When I was in high school we kept any computer related files on 3.5 inch floppy disks, all four years.

I started college in 2002. We had access to re-writable CD's but they were expensive. In some classes the labs were Mac, others were PC. Back then physical media was formatted for one or the other. So for our school we used Zip disks. You had one formatted for the PC lab and another for the Mac lab. It all worked out.

Then something shifted the next year and my school suddenly moved to CD-R's (which became cheap and disposable) and these things called thumb drives. Back then thumb drives came in megabytes. I want to say my first one was 16mb and formatted for windows. We used them to move files from the computer we were working on to the one computer in the lab connected to the printer.

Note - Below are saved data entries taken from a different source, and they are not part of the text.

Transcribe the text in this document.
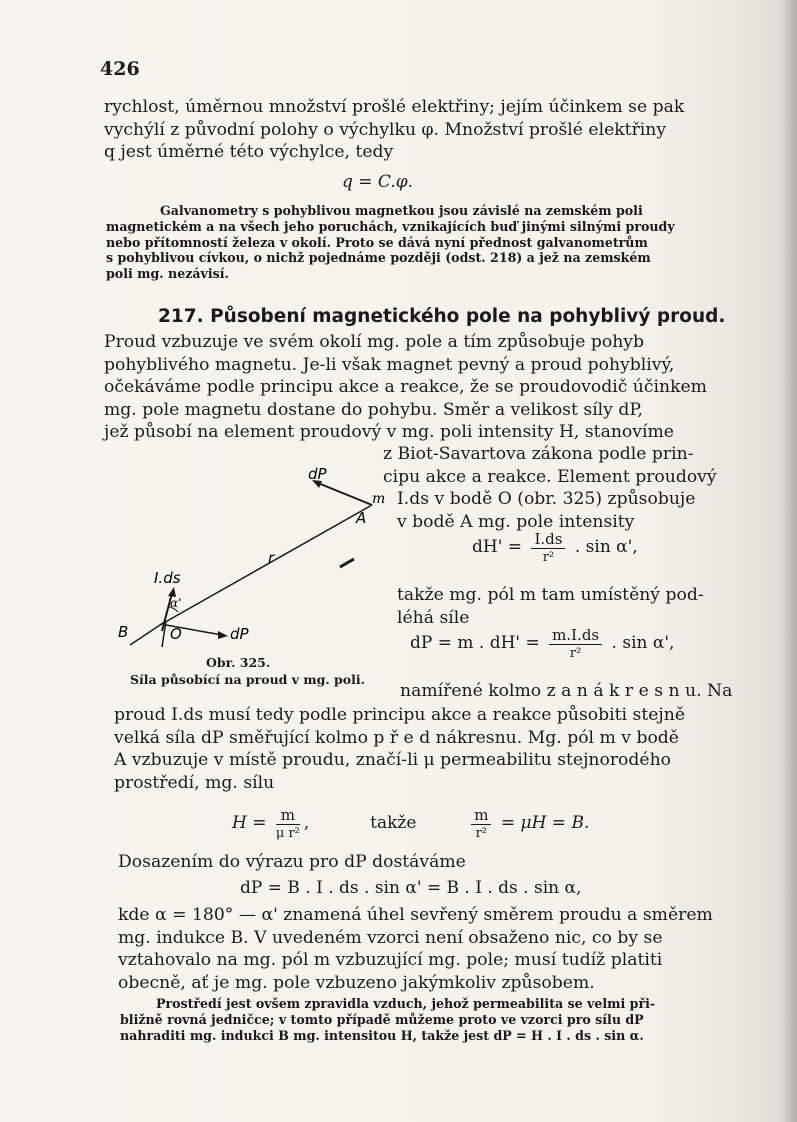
426
rychlost, úměrnou množství prošlé elektřiny; jejím účinkem se pak
vychýlí z původní polohy o výchylku φ. Množství prošlé elektřiny
q jest úměrné této výchylce, tedy
q = C.φ.
Galvanometry s pohyblivou magnetkou jsou závislé na zemském poli
magnetickém a na všech jeho poruchách, vznikajících buď jinými silnými proudy
nebo přítomností železa v okolí. Proto se dává nyní přednost galvanometrům
s pohyblivou cívkou, o nichž pojednáme později (odst. 218) a jež na zemském
poli mg. nezávisí.
217. Působení magnetického pole na pohyblivý proud.
Proud vzbuzuje ve svém okolí mg. pole a tím způsobuje pohyb
pohyblivého magnetu. Je-li však magnet pevný a proud pohyblivý,
očekáváme podle principu akce a reakce, že se proudovodič účinkem
mg. pole magnetu dostane do pohybu. Směr a velikost síly dP,
jež působí na element proudový v mg. poli intensity H, stanovíme
z Biot-Savartova zákona podle prin-
cipu akce a reakce. Element proudový
I.ds v bodě O (obr. 325) způsobuje
v bodě A mg. pole intensity
$dH' = \frac{I.ds}{\text{r²}}$ . sin α',
takže mg. pól m tam umístěný pod-
léhá síle
dP = m . $dH' = \frac{m.I.ds}{\text{r²}}$ . sin α',
dP
m
A
r
I.ds
α'
B	O	dP
Obr. 325.
Síla působící na proud v mg. poli.
namířené kolmo z a n á k r e s n u. Na
proud I.ds musí tedy podle principu akce a reakce působiti stejně
velká síla dP směřující kolmo p ř e d nákresnu. Mg. pól m v bodě
A vzbuzuje v místě proudu, značí-li μ permeabilitu stejnorodého
prostředí, mg. sílu
$H = \frac{m}{\text{μ r²}}$ ,	takže	$\frac{m}{\text{r²}} = \mu H = B$.
Dosazením do výrazu pro dP dostáváme
dP = B . I . ds . sin α' = B . I . ds . sin α,
kde α = 180° — α' znamená úhel sevřený směrem proudu a směrem
mg. indukce B. V uvedeném vzorci není obsaženo nic, co by se
vztahovalo na mg. pól m vzbuzující mg. pole; musí tudíž platiti
obecně, ať je mg. pole vzbuzeno jakýmkoliv způsobem.
Prostředí jest ovšem zpravidla vzduch, jehož permeabilita se velmi při-
bližně rovná jedničce; v tomto případě můžeme proto ve vzorci pro sílu dP
nahraditi mg. indukci B mg. intensitou H, takže jest dP = H . I . ds . sin α.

At some point we stopped using the CDR's or CDRW's for anything other than long term storage or music. Everything switched over to the thumb drives. By the time I graduated in 2006 I not only had a 256mb thumb drive but an iPod shuffle that was basically a thumb drive with a headphone jack.

You could get a massive tower of raw CDRW's for like fifteen bucks at Walmart and just write whatever to them and toss them afterwards. I still have a few from the olden days that no joke, just have a bunch of old memes and flash animations on them. I'm not even sure how to fun .SWF files anymore.

I remember later getting a stick with a whopping 1 gig of storage. Things escalated from there so quickly I can't even remember how it went. One day the things were $100 per GB then the next it was a single dollar per GB. In 2012 I installed the first solid state hard drive in my computer. I paid a dollar a GB for an 80GB hard drive.

I just looked up on Amazon and I can get a micro SD card with 256gigs for $25. They do come in TB but nothing I have that uses SD cards can wrangle that kind of space. 8-16gb is the sweet spot for single board computer type applications.

Some day laptops and computers won't even have USB ports, just load everything to cloud storage and wirelessly charge on your desk.